The Paris Agreement has identified Green Hydrogen Energy as one of the key solutions to meeting the worldwide zero-emissions target. Governments around the world are including Hydrogen as part of their strategy to reduce greenhouse gas emissions, and the versatility of Hydrogen is attracting stronger and stronger interest from a diverse range of governments and companies across the globe. Investments in hydrogen can help foster new technological and industrial development in economies around the world, creating new career opportunities in Renewable Energy.
Although Hydrogen is the most common element in the Universe, it requires a vast amount of energy to extract from fossil fuels and water and to break the chemical bonds that allow it to be released. It is not energy efficient – round trip efficiencies for hydrogen synthesis, treatment, energy storage, transport, power generation are around just 40%. This makes the production of Hydrogen extremely expensive. What’s more, research and innovation are needed to make Hydrogen harnessing cheaper and more sustainable. Hydrogen’s lower density means it needs to be stored and transported under high pressure, which is costly and carries safety risks.

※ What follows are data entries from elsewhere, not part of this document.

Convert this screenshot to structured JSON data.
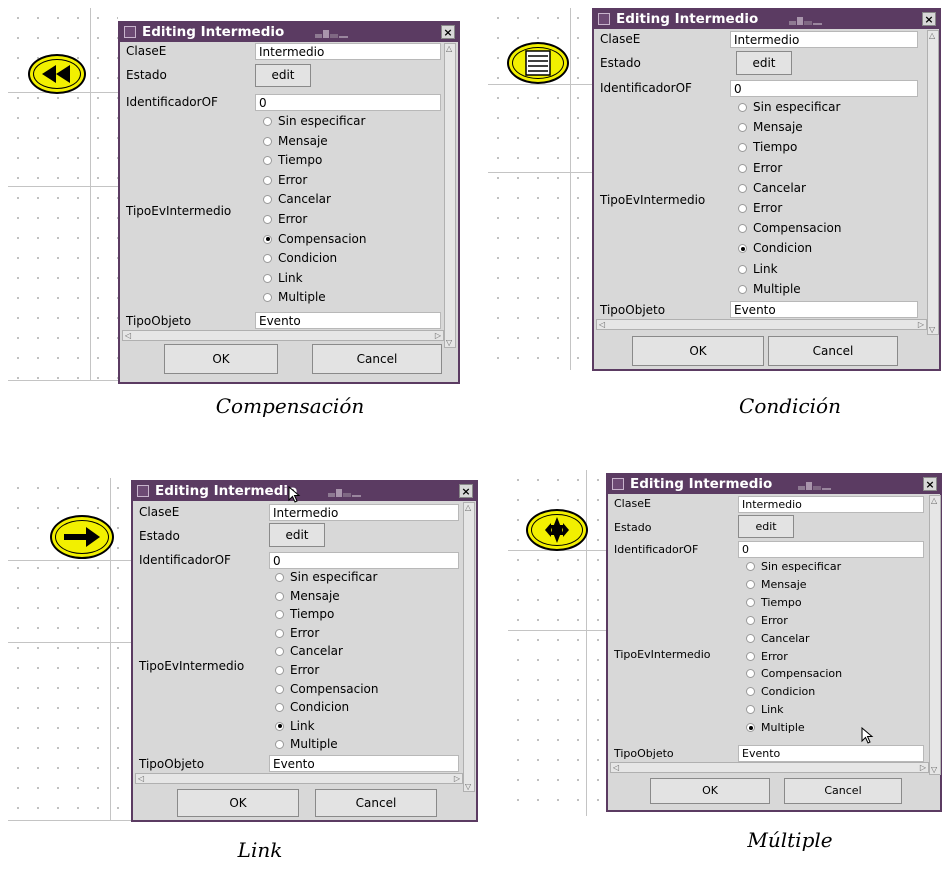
{
  "dialogs": [
    {
      "title": "Editing Intermedio",
      "close": "×",
      "fields": {
        "clase_label": "ClaseE",
        "clase_value": "Intermedio",
        "estado_label": "Estado",
        "estado_button": "edit",
        "id_label": "IdentificadorOF",
        "id_value": "0",
        "tipo_ev_label": "TipoEvIntermedio",
        "tipo_obj_label": "TipoObjeto",
        "tipo_obj_value": "Evento"
      },
      "options": [
        "Sin especificar",
        "Mensaje",
        "Tiempo",
        "Error",
        "Cancelar",
        "Error",
        "Compensacion",
        "Condicion",
        "Link",
        "Multiple"
      ],
      "selected_index": 6,
      "ok": "OK",
      "cancel": "Cancel",
      "caption": "Compensación",
      "event_icon": "rewind-icon"
    },
    {
      "title": "Editing Intermedio",
      "close": "×",
      "fields": {
        "clase_label": "ClaseE",
        "clase_value": "Intermedio",
        "estado_label": "Estado",
        "estado_button": "edit",
        "id_label": "IdentificadorOF",
        "id_value": "0",
        "tipo_ev_label": "TipoEvIntermedio",
        "tipo_obj_label": "TipoObjeto",
        "tipo_obj_value": "Evento"
      },
      "options": [
        "Sin especificar",
        "Mensaje",
        "Tiempo",
        "Error",
        "Cancelar",
        "Error",
        "Compensacion",
        "Condicion",
        "Link",
        "Multiple"
      ],
      "selected_index": 7,
      "ok": "OK",
      "cancel": "Cancel",
      "caption": "Condición",
      "event_icon": "document-lines-icon"
    },
    {
      "title": "Editing Intermedio",
      "close": "×",
      "fields": {
        "clase_label": "ClaseE",
        "clase_value": "Intermedio",
        "estado_label": "Estado",
        "estado_button": "edit",
        "id_label": "IdentificadorOF",
        "id_value": "0",
        "tipo_ev_label": "TipoEvIntermedio",
        "tipo_obj_label": "TipoObjeto",
        "tipo_obj_value": "Evento"
      },
      "options": [
        "Sin especificar",
        "Mensaje",
        "Tiempo",
        "Error",
        "Cancelar",
        "Error",
        "Compensacion",
        "Condicion",
        "Link",
        "Multiple"
      ],
      "selected_index": 8,
      "ok": "OK",
      "cancel": "Cancel",
      "caption": "Link",
      "event_icon": "right-arrow-icon"
    },
    {
      "title": "Editing Intermedio",
      "close": "×",
      "fields": {
        "clase_label": "ClaseE",
        "clase_value": "Intermedio",
        "estado_label": "Estado",
        "estado_button": "edit",
        "id_label": "IdentificadorOF",
        "id_value": "0",
        "tipo_ev_label": "TipoEvIntermedio",
        "tipo_obj_label": "TipoObjeto",
        "tipo_obj_value": "Evento"
      },
      "options": [
        "Sin especificar",
        "Mensaje",
        "Tiempo",
        "Error",
        "Cancelar",
        "Error",
        "Compensacion",
        "Condicion",
        "Link",
        "Multiple"
      ],
      "selected_index": 9,
      "ok": "OK",
      "cancel": "Cancel",
      "caption": "Múltiple",
      "event_icon": "star-icon"
    }
  ],
  "colors": {
    "titlebar": "#5b3b62",
    "dialog_bg": "#d8d8d8",
    "event_fill": "#f2f000"
  }
}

Less than 1% of the global total annual Hydrogen production is Green Hydrogen. Primarily, it is fossil gas companies that lobby for the use of Hydrogen Energy, because most Hydrogen Energy produced is Grey Hydrogen, which is harnessed using carbon-heavy methods. Therefore, gas lobbyists are using the “Hydrogen Hype” to preserve the fossil-fuel-based means of production, allowing them to profit off Energy marketed as “Green”, which is actually derived from unsustainable, pollutive sources. This is having a significant impact on communities and ecosystems around the world.
There is no doubt that Hydrogen will have a key role to play in our net-zero targets and search for sustainable renewable energy solutions, but global strategies need to focus on decarbonisation and improved efficiencies. To make the move towards real renewable energy and sustainable climate solutions, society must focus on making the production of Green Hydrogen cheaper, safer, and more efficient. This is why it’s vital that decision-makers have a solid grasp of the different types of Hydrogen extraction and technologies, and how to make decisions that will benefit the environment and society as a whole, without blindly buying into the Hydrogen Hype.